How the luxury tax may cause Lance Stephenson to leave the Pacers

Mike Ehrmann

The Pacers didn't re-sign Lance Stephenson on the first day of free agency, and now there's a real chance Stephenson could walk. Blame the luxury tax.

At the early dawn of free agency's first light, the Indiana Pacers gave Lance Stephenson the superstar treatment. Per the Indianapolis Star, the Pacers sat Stephenson and his family in a movie theater where they were treated to a biopic about the free agent called Born Ready. The Pacers hosted Lance throughout the first day of free agency, making sure they knew how much they loved him and, even more importantly, didn't allow other teams the chance to do the same.

If this kind of glossy pitch doesn't sound like Larry Bird's M.O., there are reasons to play against type. Bird had reportedly set a "fixed price" on re-signing Stephenson. If he wouldn't pay Stephenson like a max player, at least he could treat him like one.

No doubt this was personal for Bird, as well. He had raised Stephenson as a pro, drafting him in the second round and bringing him along slowly until he became an indispensable starter in his third season. Last year he was being talked about in serious tones for the All-Star Game. If Lance drove everyone else crazy with his spastic play, Bird was firmly in his corner.

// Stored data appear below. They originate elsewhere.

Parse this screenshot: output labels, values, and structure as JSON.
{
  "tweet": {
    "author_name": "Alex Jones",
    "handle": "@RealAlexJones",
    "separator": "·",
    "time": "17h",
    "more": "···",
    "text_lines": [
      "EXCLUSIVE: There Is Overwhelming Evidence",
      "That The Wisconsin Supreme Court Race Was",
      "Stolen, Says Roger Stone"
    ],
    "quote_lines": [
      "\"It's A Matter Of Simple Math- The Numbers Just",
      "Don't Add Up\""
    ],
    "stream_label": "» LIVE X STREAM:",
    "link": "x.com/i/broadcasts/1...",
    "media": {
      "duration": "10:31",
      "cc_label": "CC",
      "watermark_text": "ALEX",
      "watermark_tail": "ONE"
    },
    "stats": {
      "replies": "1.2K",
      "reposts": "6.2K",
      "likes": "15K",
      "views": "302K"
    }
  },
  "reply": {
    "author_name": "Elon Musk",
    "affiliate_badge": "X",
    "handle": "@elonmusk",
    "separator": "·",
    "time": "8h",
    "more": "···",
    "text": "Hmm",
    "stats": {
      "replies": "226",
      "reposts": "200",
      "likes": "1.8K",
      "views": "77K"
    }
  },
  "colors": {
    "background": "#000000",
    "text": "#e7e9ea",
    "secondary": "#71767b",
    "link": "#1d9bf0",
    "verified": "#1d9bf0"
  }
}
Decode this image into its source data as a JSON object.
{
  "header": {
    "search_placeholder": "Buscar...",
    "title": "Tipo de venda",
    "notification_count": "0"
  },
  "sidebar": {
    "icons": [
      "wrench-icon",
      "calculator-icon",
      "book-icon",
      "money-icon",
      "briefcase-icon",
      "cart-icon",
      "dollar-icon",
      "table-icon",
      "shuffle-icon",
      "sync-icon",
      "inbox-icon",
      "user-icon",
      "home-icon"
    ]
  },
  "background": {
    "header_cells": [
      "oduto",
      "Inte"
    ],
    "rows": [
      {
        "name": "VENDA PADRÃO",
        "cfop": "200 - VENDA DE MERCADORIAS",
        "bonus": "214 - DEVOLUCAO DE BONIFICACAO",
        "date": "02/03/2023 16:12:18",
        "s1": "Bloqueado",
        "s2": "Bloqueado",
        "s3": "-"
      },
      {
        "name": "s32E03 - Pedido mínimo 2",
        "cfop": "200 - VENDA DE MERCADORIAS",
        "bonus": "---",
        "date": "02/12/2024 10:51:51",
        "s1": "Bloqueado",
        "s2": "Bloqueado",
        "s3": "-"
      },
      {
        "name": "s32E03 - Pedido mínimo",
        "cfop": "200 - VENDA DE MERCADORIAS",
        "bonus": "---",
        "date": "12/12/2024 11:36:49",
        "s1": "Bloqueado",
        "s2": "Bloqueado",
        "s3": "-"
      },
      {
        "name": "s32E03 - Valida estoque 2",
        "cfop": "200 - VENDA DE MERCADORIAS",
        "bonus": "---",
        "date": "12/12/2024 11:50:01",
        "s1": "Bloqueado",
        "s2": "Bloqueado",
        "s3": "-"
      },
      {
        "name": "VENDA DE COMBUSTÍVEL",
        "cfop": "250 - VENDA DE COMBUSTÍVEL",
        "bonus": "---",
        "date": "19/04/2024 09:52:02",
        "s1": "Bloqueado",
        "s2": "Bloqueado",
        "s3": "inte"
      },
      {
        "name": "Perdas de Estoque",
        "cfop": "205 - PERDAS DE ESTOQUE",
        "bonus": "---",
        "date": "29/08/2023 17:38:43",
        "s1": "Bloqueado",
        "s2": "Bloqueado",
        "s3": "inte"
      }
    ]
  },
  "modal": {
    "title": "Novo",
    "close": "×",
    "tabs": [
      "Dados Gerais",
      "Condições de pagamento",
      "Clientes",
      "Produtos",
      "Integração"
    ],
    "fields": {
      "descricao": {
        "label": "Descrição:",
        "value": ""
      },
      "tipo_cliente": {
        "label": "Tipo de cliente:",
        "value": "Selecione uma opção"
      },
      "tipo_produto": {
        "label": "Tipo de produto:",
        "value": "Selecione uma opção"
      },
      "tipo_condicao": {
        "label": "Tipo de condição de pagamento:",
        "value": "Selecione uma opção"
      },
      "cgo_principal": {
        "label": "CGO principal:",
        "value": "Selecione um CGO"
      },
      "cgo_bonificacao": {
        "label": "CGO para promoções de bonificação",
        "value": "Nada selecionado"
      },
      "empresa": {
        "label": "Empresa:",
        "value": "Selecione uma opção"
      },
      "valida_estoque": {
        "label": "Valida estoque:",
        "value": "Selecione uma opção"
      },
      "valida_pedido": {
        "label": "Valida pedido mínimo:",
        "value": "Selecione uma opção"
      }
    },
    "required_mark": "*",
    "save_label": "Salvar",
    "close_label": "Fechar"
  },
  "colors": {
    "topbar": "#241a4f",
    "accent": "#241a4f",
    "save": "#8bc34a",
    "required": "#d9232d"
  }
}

Photo credit: Jonathan Daniel

The Pacers also need Lance to return. On a team that struggled to generate offense, Stephenson is their one true creator. A playmaker for whom the word "mercurial" was invented, Stephenson is capable of brilliant passes and bumbling turnovers, occasionally on the same possession. But he is their best passer by far, and beyond him, the Pacers offense is reduced to slow-developing post-ups, contested Paul George isolation jumpers and some of the worst entry passing anyone has ever seen.

Still, the Pacers had a fixed price. Estimated by the estimable Tim Donahue to be between $44 million and $49 million over five years, that would allow Bird — with a lot of other moving parts — to retain his starting five and stay under the luxury tax. Barely.

Lance left the building on Tuesday without an agreement and a whole new group of suitors on his doorstep. ESPN's Chris Broussard called it an "impasse," and had the number at $44 million over five years. But it's not really an impasse between player and team. It's a standoff between the Pacers, the tax number and any realistic chance Bird has to continue adding to his conference finalist.

As Donahue laid out, to get to the offer number for Stephenson, Bird would almost certainly have to part with the last unguaranteed year on Luis Scola's contract in addition to other end-of-the-roster players, as well as break up with free agents like Evan Turner. The last part was not a huge consideration, as it turned out. The Pacers didn't extend a qualifying offer to Turner, making him an unrestricted free agent. So much for the Lance Insurance Policy.

Scola is trickier. Bird used most of his remaining assets to get the veteran forward, trading Miles Plumlee and their 2014 first round pick to the Suns in what was a disastrous move. Plumlee blossomed in Phoenix and the pick could have been used to land a much-needed wing player. This was a win-now move with repercussions, and the Pacers are feeling that right now.

Even if Lance returns, and he very well might, Bird will still have work to do for a team that needs more help. Beyond steady guard C.J. Watson and reliable backup big Ian Mahinmi, the Pacers have holes to fill up and down their second unit, which is why they would like to retain just a bit of flexibility to sign someone like Cavaliers free-agent wing C.J. Miles.

With only a few exceptions, the luxury tax looms behind every offseason move. It is not a hard cap in real terms, but it is an effective deterrent to keep salaries down and force teams to set fixed costs toward retaining and signing players. The Pacers aren't the only team that won't go past it, and the decision to go over the tax is less about owners willing to go the extra mile then about preserving fiscal sanity and roster options.

There is one other way this can go, but it would involve trading a player like George Hill to make it happen. Even then, Bird would be looking at replacing two starters on a very fixed budget.

So, they've reached an impasse. The Pacers need Lance, and one can argue that Lance needs the Pacers, given the amount of freedom he enjoys on the court and the nurturing small-market environment provided by Bird and the city of Indianapolis. It makes too much sense for him to go elsewhere, but that's life under the tax.